RGBとHSLの違いとは?
RGBは、赤(Red)・緑(Green)・青(Blue)の光を混ぜ合わせて色を表現する方式で、各チャンネルを0〜255の範囲で指定します。一方HSLは、同じ色をより直感的な3つの数値で表します。色相(Hue:0〜360°のカラーホイール上での位置)、彩度(Saturation:鮮やかさ、0〜100%)、輝度(Lightness:明るさ・暗さ、0〜100%)の3要素です。「もっと明るく」「もっと暗く」「もっと鮮やかに」「もっとグレーに」といった調整が数値にそのまま対応するため、デザイナーにとってはHSLのほうが扱いやすいケースが多くあります。
この変換ツールの使い方
色の赤(R)・緑(G)・青(B)の値を、それぞれ0〜255の範囲で入力してください。対応するHSLの3つの値がすぐに表示され、hsl(H, S%, L%)の形式でそのままCSSに貼り付けて使えます。
変換の計算式
まず各チャンネルを255で割って、0〜1の範囲に正規化します。これらのうち最大値をmax、最小値をminとします。輝度は \(L = (max + min) \div 2\) で求めます。max と min が等しい場合、その色は灰色(グレー)の濃淡なので、彩度と色相はどちらも0になります。それ以外の場合、彩度は \(L > 0.5\) のとき \((max - min) \div (2 - max - min)\)、\(L \le 0.5\) のとき \((max - min) \div (max + min)\) で計算します。色相は、どのチャンネルが最大値かに応じて算出し、度数(0〜360°)に換算します。

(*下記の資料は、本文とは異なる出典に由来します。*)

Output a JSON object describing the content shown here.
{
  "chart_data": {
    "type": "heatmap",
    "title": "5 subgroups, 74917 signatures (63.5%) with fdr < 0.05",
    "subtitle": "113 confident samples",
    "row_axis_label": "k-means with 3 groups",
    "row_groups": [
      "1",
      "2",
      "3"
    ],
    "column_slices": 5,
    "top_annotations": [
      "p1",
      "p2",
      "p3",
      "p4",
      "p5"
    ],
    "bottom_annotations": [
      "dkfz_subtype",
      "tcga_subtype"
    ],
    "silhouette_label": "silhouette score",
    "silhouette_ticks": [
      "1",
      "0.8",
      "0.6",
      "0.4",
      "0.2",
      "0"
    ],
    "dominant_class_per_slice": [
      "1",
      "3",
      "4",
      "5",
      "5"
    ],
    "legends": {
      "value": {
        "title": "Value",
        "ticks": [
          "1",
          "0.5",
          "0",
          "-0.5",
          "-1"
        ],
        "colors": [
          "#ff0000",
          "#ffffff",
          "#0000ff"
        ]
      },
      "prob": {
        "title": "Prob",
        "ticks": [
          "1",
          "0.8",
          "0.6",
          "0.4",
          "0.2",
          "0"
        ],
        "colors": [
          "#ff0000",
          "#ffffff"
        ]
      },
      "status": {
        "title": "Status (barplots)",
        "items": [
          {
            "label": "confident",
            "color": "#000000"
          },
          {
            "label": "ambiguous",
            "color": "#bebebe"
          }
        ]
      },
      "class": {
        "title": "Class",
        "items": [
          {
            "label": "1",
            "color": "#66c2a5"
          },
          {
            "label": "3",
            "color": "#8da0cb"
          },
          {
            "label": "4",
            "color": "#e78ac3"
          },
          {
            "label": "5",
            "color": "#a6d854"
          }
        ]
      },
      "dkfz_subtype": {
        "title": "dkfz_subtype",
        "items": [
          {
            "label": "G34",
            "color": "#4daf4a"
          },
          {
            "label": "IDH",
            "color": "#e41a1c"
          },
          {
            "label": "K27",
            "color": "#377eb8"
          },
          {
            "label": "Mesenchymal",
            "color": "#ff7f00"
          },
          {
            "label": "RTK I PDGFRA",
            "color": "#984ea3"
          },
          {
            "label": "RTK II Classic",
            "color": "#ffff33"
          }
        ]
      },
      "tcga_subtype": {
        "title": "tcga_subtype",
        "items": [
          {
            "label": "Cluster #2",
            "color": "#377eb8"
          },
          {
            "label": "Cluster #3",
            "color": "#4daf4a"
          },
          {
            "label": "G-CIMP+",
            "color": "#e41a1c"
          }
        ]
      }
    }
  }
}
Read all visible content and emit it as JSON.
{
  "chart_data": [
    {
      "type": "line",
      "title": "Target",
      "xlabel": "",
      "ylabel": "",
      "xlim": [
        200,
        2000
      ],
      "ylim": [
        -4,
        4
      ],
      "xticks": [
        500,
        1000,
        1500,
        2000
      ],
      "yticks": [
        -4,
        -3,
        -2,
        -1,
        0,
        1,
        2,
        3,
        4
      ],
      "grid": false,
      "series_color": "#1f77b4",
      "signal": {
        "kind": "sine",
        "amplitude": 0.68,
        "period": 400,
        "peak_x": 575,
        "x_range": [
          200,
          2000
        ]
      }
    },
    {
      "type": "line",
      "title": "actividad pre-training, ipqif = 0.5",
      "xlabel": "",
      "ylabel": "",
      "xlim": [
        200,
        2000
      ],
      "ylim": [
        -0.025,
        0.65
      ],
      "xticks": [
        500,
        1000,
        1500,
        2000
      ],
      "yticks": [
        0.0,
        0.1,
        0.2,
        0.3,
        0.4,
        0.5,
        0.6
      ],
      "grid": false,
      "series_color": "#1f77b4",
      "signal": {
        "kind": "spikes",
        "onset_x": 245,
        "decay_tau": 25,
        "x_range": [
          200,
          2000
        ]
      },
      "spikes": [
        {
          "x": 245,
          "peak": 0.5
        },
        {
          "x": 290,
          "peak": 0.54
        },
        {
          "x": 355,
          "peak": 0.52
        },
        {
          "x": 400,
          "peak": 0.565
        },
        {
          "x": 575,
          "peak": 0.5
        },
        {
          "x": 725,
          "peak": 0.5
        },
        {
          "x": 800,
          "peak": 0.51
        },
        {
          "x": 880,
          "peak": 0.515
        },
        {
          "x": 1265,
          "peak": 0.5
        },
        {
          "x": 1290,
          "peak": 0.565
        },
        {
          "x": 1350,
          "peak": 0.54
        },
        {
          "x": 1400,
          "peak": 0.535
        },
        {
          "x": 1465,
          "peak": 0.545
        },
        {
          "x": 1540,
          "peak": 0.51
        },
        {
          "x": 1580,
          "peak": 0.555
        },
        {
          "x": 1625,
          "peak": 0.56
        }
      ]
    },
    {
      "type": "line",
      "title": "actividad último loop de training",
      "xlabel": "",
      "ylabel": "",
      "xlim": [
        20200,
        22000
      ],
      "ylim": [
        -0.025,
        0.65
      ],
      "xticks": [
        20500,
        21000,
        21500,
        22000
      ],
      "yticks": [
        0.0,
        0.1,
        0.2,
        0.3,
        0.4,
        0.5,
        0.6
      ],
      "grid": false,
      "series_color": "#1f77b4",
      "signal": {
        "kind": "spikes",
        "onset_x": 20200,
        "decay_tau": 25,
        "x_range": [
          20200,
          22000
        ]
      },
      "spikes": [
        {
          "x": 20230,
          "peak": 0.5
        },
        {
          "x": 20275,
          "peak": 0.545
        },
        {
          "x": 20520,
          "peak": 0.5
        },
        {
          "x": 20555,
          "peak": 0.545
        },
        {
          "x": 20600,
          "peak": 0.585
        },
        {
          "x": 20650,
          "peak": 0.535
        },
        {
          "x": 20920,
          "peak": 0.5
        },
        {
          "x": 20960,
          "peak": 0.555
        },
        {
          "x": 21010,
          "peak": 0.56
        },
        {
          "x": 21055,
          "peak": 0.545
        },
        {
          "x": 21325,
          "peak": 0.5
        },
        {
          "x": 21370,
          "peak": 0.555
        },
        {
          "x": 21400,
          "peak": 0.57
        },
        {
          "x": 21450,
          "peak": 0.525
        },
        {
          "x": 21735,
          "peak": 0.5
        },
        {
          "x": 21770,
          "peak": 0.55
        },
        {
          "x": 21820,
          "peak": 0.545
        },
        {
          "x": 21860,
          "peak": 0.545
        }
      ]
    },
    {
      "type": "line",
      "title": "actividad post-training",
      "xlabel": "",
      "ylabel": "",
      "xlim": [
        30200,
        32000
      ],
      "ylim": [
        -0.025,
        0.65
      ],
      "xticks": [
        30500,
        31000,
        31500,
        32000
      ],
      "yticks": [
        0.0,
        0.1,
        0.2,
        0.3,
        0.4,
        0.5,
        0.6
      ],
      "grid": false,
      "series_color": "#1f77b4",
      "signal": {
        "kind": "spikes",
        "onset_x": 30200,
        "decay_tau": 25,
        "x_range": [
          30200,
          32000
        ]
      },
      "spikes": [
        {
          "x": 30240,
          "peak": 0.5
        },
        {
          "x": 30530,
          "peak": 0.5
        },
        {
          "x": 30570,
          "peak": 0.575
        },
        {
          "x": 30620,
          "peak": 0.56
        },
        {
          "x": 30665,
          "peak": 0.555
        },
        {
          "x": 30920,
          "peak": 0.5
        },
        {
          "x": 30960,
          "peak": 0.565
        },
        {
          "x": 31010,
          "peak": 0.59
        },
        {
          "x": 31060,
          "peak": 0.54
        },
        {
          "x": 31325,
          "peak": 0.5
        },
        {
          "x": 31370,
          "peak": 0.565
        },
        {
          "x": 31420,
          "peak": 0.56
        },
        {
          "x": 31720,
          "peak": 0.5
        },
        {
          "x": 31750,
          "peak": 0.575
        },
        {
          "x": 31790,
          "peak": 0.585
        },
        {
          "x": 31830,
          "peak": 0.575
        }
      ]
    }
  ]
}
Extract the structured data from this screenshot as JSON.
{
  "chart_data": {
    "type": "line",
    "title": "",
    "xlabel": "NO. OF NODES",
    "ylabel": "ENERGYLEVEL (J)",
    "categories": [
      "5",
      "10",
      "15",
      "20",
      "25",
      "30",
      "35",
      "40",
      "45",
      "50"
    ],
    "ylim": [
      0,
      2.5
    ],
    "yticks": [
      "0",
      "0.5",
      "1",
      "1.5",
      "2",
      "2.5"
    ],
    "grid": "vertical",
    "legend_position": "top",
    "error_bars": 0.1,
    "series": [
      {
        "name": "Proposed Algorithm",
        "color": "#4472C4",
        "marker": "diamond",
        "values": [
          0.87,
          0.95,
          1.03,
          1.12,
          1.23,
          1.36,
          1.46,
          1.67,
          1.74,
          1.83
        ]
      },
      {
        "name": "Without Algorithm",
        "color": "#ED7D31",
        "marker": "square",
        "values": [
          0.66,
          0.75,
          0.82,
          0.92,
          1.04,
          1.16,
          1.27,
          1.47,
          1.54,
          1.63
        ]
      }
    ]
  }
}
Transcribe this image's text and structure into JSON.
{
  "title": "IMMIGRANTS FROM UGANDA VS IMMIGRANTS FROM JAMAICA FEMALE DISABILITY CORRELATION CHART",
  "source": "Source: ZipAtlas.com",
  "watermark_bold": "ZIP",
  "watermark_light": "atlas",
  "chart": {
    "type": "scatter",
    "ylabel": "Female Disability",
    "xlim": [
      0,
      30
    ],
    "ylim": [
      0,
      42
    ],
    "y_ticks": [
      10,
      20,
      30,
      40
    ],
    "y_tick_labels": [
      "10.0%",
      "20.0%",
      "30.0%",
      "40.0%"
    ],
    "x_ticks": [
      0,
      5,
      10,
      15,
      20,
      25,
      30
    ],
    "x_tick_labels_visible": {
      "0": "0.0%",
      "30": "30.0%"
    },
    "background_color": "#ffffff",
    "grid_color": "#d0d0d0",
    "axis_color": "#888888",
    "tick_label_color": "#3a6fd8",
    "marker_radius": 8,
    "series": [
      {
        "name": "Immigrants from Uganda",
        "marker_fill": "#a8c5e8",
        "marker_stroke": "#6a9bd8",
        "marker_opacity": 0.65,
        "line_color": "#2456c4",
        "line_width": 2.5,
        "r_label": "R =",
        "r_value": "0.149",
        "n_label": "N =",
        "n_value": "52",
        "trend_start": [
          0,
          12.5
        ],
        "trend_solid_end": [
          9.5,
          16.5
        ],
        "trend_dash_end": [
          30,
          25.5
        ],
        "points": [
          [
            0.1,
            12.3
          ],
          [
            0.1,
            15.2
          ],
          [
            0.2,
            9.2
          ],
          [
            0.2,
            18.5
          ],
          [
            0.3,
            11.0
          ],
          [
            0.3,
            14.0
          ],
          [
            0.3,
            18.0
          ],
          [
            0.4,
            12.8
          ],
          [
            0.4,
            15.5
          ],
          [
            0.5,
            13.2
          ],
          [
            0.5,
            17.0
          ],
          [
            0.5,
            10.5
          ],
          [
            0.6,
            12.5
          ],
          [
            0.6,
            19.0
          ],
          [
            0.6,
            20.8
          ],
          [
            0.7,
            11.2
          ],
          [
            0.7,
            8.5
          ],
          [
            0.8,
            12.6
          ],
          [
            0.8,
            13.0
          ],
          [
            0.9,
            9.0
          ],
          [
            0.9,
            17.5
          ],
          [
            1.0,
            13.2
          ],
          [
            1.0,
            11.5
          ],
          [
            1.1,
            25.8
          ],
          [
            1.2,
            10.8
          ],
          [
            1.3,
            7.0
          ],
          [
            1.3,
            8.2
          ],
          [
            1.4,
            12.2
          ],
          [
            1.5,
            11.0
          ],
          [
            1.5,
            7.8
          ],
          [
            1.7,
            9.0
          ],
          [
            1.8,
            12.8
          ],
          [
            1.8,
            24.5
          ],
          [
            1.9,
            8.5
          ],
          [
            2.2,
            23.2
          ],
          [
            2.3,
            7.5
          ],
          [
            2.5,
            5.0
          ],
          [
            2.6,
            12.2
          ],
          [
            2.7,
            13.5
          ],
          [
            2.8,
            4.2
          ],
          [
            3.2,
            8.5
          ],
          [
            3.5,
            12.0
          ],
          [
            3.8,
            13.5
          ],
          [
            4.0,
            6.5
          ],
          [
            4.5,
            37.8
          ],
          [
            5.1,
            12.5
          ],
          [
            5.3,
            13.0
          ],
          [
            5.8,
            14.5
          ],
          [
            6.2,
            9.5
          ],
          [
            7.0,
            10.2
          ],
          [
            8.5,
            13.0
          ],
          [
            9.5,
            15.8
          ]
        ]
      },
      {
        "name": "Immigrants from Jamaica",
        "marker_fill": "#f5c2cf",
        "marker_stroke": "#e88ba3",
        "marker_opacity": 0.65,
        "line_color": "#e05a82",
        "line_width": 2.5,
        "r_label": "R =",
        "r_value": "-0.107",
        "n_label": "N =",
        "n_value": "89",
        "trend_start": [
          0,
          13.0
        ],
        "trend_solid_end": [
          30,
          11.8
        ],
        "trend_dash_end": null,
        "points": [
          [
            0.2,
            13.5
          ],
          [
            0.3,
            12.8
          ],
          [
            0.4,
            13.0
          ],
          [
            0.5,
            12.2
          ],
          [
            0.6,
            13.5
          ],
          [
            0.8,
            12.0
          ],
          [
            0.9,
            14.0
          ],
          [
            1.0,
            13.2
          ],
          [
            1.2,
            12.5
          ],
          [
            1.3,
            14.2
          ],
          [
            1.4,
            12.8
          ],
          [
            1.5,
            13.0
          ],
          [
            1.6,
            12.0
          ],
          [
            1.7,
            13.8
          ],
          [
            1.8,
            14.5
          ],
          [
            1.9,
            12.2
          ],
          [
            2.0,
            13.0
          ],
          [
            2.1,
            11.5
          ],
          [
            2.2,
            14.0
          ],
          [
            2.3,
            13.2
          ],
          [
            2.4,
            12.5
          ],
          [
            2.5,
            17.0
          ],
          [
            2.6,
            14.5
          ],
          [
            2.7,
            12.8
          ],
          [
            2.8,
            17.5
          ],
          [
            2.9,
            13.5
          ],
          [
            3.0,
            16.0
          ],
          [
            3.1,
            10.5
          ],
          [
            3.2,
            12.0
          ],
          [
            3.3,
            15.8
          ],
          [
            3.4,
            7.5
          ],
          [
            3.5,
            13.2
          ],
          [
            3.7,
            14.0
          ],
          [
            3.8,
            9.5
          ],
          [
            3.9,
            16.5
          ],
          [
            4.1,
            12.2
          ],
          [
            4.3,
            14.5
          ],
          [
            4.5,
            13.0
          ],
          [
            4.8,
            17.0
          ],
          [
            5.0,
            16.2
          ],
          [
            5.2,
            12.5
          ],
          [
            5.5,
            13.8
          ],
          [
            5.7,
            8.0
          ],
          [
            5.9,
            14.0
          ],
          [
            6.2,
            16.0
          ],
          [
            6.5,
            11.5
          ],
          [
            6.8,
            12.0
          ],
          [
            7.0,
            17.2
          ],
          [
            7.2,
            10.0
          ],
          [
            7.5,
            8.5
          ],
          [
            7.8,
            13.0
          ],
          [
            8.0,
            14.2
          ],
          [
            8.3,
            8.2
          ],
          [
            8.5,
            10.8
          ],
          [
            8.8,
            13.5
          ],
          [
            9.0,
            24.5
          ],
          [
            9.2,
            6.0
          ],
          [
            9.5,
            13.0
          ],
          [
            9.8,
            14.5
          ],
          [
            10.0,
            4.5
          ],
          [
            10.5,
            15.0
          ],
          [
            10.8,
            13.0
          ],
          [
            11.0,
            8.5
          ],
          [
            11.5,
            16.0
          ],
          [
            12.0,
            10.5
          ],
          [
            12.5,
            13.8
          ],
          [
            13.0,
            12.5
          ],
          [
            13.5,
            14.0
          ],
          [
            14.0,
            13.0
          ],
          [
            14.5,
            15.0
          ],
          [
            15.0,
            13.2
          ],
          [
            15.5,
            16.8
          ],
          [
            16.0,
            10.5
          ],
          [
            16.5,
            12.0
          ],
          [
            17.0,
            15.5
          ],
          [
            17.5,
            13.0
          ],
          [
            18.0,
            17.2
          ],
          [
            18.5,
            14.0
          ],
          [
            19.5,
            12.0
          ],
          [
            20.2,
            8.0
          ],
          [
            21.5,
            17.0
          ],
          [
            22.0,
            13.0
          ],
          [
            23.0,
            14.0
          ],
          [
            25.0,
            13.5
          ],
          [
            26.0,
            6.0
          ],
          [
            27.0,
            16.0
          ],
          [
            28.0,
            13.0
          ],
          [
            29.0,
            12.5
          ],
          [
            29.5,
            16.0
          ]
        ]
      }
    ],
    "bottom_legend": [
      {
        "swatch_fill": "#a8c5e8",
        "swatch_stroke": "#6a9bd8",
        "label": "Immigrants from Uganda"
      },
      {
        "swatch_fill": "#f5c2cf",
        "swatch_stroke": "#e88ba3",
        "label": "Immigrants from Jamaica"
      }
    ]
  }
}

$$L = \frac{C_{max} + C_{min}}{2}, \quad S = \begin{cases} \dfrac{\Delta}{2 - C_{max} - C_{min}} & L > 0.5 \\[0.6em] \dfrac{\Delta}{C_{max} + C_{min}} & L \le 0.5 \end{cases}$$$$\text{where}\quad \left\{ \begin{aligned} R &= \frac{\text{Red}}{255}, \; G = \frac{\text{Green}}{255}, \; B = \frac{\text{Blue}}{255} \\ C_{max} &= \max(R,G,B), \; C_{min} = \min(R,G,B), \; \Delta = C_{max} - C_{min} \end{aligned} \right.$$$$H = 60^{\circ} \times \begin{cases} \left(\dfrac{G - B}{\Delta}\right) \bmod 6 & C_{max} = R \\[0.7em] \dfrac{B - R}{\Delta} + 2 & C_{max} = G \\[0.7em] \dfrac{R - G}{\Delta} + 4 & C_{max} = B \end{cases}$$
計算例
トマトレッド RGB(255, 99, 71) の場合:正規化すると(1.0, 0.388, 0.278)。max = 1.0、min = 0.278 なので、\(L = 0.639 \to 63.9\%\)。\(L > 0.5\) なので、\(S = (1.0 - 0.278) \div (2 - 1.0 - 0.278) = 0.722 \div 0.722 = 1.0 \to 100\%\)。最大値は赤(R)なので、\(H = 60 \times ((0.388 - 0.278) \div 0.722) = 60 \times 0.1525 = 9.1^{\circ}\)。結果は hsl(9, 100%, 64%) となります。
よくある質問(FAQ)
グレーの色相が0になるのはなぜ? 赤・緑・青の値がすべて等しいとき、その色には主となる色味がありません。そのため色相は定義できず、慣例として0と表記されます。
HSLはHSV/HSBと同じですか? いいえ、違います。HSLとHSVは色相(Hue)は共通ですが、彩度と3つ目の値の計算方法が異なります。このツールが出力するのはHSLです。
結果をそのままCSSに貼り付けられますか? はい。最近のブラウザは hsl(9, 100%, 64%) をそのまま色の値として認識します。